What were the final terms of the offer for Mannesmann?
Vodafone offered 58.9646 Vodafone AirTouch shares for one Mannesmann share.

How many Mannesmann shares have been exchanged for Vodafone shares?
As of 12 midnight on 27 March 2000 (end of offer period) valid acceptance notices had been received for 499,970,377 Mannesmann shares. This is equal to approximately 98.62% of the issued share capital of Mannesmann.

Will there continue to be Mannesmann shares for the foreseeable future?
Mannesmann shareholders who wished neither to exchange nor to sell their shares do, indeed, have the possibility of retaining them. This means that there will continue to be Mannesmann shares, which can be traded on the stock exchange, but with reduced liquidity.
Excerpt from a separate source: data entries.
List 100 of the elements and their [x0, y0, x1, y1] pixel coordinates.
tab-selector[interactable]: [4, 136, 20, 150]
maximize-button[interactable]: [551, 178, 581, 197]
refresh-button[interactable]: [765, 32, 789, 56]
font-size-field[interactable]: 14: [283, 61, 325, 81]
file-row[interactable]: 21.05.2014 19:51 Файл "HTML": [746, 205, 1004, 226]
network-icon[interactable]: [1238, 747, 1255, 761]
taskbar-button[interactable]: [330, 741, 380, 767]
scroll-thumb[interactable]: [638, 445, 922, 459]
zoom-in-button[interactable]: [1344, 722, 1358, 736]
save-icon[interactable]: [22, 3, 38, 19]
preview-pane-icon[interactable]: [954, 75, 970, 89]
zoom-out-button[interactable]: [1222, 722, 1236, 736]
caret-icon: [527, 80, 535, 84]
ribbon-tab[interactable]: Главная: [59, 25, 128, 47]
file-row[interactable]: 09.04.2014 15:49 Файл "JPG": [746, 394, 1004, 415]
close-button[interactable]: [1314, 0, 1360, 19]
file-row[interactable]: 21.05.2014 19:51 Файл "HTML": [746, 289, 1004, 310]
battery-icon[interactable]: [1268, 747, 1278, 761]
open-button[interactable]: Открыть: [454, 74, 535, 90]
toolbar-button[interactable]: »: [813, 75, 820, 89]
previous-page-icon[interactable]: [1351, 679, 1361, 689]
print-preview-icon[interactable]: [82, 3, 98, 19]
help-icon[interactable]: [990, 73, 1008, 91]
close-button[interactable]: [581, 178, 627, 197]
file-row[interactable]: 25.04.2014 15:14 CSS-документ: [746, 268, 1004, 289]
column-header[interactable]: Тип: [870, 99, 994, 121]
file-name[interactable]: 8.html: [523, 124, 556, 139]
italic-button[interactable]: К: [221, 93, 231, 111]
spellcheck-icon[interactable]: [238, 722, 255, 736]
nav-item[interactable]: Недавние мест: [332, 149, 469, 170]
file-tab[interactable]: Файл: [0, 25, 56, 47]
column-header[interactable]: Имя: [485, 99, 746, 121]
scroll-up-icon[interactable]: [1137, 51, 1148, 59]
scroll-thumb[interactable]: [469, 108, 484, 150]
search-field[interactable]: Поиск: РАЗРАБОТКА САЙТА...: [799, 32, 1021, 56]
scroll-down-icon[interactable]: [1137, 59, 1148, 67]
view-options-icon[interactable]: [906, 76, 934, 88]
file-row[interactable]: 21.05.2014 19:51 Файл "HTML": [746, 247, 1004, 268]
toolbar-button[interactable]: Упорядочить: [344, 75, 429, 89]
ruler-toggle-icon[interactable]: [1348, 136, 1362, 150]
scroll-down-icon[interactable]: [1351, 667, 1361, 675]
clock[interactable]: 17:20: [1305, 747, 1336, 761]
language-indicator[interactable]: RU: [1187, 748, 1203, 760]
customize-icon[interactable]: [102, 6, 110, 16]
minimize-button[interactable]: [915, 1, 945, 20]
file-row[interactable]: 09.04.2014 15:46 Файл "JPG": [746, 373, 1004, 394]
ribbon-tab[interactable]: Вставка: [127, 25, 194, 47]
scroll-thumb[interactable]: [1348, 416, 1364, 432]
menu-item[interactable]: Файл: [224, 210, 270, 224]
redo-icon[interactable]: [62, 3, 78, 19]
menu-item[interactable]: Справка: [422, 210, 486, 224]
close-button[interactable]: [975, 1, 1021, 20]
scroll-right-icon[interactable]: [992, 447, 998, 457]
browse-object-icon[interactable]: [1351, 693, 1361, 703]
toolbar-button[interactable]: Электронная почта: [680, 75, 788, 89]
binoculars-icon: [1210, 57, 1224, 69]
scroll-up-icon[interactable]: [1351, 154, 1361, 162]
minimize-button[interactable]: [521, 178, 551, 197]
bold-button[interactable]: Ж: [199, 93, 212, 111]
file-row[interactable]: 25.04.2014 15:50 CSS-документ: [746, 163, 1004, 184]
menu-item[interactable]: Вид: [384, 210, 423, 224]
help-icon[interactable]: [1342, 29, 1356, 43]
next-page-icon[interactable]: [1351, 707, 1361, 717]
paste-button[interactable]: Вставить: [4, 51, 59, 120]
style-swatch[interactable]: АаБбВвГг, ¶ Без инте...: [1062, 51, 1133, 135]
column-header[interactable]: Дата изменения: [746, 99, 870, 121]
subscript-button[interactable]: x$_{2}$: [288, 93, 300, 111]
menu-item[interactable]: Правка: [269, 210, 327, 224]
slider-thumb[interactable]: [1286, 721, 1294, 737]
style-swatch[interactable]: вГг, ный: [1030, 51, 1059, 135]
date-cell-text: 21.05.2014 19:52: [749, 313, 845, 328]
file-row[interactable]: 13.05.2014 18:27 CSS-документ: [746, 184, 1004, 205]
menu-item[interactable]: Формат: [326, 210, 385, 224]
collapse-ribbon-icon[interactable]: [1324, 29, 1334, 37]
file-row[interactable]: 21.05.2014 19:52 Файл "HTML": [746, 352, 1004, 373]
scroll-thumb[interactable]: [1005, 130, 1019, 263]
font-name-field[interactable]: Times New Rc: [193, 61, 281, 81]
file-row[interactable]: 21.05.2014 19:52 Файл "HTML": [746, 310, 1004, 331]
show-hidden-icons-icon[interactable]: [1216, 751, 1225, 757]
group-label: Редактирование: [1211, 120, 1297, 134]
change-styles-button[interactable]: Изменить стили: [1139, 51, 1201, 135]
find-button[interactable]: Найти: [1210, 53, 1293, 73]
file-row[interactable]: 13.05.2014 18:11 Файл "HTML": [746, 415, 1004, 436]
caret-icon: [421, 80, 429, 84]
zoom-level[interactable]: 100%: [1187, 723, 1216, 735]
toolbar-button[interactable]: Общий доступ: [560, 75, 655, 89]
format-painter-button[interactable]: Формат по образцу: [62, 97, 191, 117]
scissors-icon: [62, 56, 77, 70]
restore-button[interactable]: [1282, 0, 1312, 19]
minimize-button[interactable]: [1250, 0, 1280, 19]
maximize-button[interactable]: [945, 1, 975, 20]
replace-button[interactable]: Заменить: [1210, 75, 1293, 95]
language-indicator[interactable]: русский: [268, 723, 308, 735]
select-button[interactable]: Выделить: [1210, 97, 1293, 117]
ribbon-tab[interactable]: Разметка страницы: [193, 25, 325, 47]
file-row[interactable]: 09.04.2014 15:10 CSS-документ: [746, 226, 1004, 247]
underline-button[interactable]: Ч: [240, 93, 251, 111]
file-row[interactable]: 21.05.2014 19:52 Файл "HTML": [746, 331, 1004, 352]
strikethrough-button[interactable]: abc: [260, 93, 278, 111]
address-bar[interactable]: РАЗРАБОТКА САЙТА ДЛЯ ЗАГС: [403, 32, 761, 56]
What will happen with the current Mannesmann Convertible Bonds and options for Mannesmann shares?
Due to the Vodafone offer the schedule for the Mannesmann Convertible Bonds has been changed. Vodafone offered 1,440 new Vodafone shares for each Mannesmann Convertible Bond. This offer referred to all 460,000 Convertibles with a maturity of 5 years, issued at the nominal value of EUR5,000 and carrying a coupon of 1.00% p.a. Investors could accept this offer between 21 February 2000 and 21 March 2000.

On 24 March 2000 Vodafone announced that valid acceptances of the Convertible Bond Offer had been received in respect of a total nominal value of approximately EUR2,294 Mannesmann Convertible Bonds, representing approximately 99.72% of the Mannesmann Convertible Bonds in issue. As a result, Vodafone issued 660,540,960 new Vodafone shares. Not tendered Mannesmann Convertible Bonds will remain outstanding.
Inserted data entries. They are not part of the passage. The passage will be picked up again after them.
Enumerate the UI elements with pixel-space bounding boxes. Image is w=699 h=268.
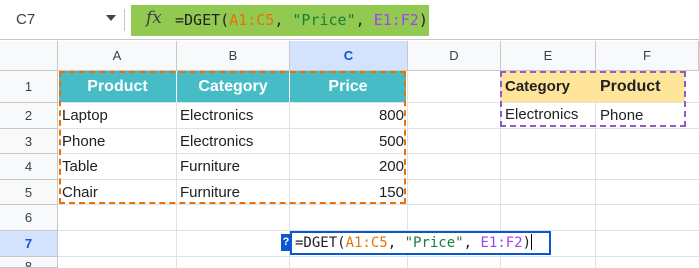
table-cell-price[interactable]: 800 <box>290 103 404 129</box>
column-header-d[interactable]: D <box>408 41 501 71</box>
formula-string-price: "Price" <box>292 11 356 29</box>
row-header-6[interactable]: 6 <box>0 205 58 231</box>
table-header-category[interactable]: Category <box>177 71 290 102</box>
formula-range-e1f2: E1:F2 <box>480 235 523 251</box>
formula-range-a1c5: A1:C5 <box>345 235 388 251</box>
formula-bar-divider <box>124 9 125 31</box>
table-cell-price[interactable]: 500 <box>290 129 404 154</box>
table-cell-category[interactable]: Electronics <box>180 103 253 129</box>
formula-token: ) <box>522 235 532 251</box>
text-cursor <box>531 234 533 250</box>
formula-range-e1f2: E1:F2 <box>373 11 419 29</box>
row-header-8[interactable]: 8 <box>0 257 58 268</box>
table-header-product[interactable]: Product <box>59 71 177 102</box>
table-cell-product[interactable]: Chair <box>62 180 98 205</box>
row-header-4[interactable]: 4 <box>0 154 58 180</box>
formula-token: , <box>355 11 374 29</box>
row-header-3[interactable]: 3 <box>0 129 58 154</box>
criteria-value-category[interactable]: Electronics <box>505 103 578 129</box>
table-cell-product[interactable]: Table <box>62 154 98 180</box>
column-header-b[interactable]: B <box>177 41 290 71</box>
column-header-f[interactable]: F <box>596 41 699 71</box>
formula-token: , <box>463 235 481 251</box>
formula-token: =DGET( <box>295 235 346 251</box>
column-header-a[interactable]: A <box>58 41 177 71</box>
column-header-c[interactable]: C <box>290 41 408 71</box>
table-header-price[interactable]: Price <box>290 71 407 102</box>
criteria-value-product[interactable]: Phone <box>600 103 643 129</box>
formula-token: ) <box>418 11 428 29</box>
table-cell-price[interactable]: 200 <box>290 154 404 180</box>
cell-editor-c7[interactable]: =DGET(A1:C5, "Price", E1:F2) <box>290 231 551 255</box>
criteria-header-category[interactable]: Category <box>501 71 596 102</box>
formula-range-a1c5: A1:C5 <box>229 11 275 29</box>
formula-string-price: "Price" <box>404 235 464 251</box>
row-header-5[interactable]: 5 <box>0 180 58 205</box>
name-box[interactable]: C7 <box>0 0 110 40</box>
formula-token: , <box>274 11 293 29</box>
criteria-header-product[interactable]: Product <box>596 71 685 102</box>
row-header-7[interactable]: 7 <box>0 231 58 257</box>
formula-token: , <box>387 235 405 251</box>
formula-bar: C7 fx =DGET(A1:C5, "Price", E1:F2) <box>0 0 699 40</box>
name-box-dropdown-icon[interactable] <box>106 15 116 21</box>
row-header-2[interactable]: 2 <box>0 103 58 129</box>
fx-icon: fx <box>146 8 162 28</box>
select-all-corner[interactable] <box>0 41 58 71</box>
table-cell-category[interactable]: Furniture <box>180 180 240 205</box>
formula-input[interactable]: =DGET(A1:C5, "Price", E1:F2) <box>175 11 428 29</box>
table-cell-price[interactable]: 150 <box>290 180 404 205</box>
table-cell-product[interactable]: Laptop <box>62 103 108 129</box>
column-header-e[interactable]: E <box>501 41 596 71</box>
table-cell-category[interactable]: Electronics <box>180 129 253 154</box>
row-header-1[interactable]: 1 <box>0 71 58 103</box>
table-cell-category[interactable]: Furniture <box>180 154 240 180</box>
formula-token: =DGET( <box>175 11 230 29</box>
table-cell-product[interactable]: Phone <box>62 129 105 154</box>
Holders of Mannesmann options should please contact the appropriate banks through which the options were floated, as these will be treated differently.

I was a Mannesmann shareholder/ADS holder and tendered my shares during the Offer. I now own Vodafone shares/ADS. How do I treat my holding in Vodafone for US tax purposes? Are there any US federal income tax implications from this transaction?
If you are a US shareholder of Vodafone shares or ADS as a result of accepting the offer ("the Offer") for Mannesmann as outlined in the Exchange Offer Prospectus dated 23 December 1999 and supplemented on 20 January 2000 then you should not recognize gain or loss for US federal income tax purposes upon exchange of Mannesmann shares and ADSs for Vodafone Ordinary shares Under Section 368 (a) (1) (B) of the Internal Revenue Code except to the extent attributable to any cash received in lieu of fractional shares.

I became a shareholder of Vodafone AirTouch through the acquisition of Mannesmann. What tax basis should I use for my shareholding in Vodafone for US federal income tax purposes?
As a US shareholder, your tax basis in the Vodafone ordinary shares received pursuant to the Offer for Mannesmann as outlined in the Exchange Offer Prospectus dated 23 December 1999 and supplemented on 20 January 2000 should be equal to your tax basis in the Mannesmann shares and ADSs exchanged (less any basis allocated to the fractional shares for which cash was received).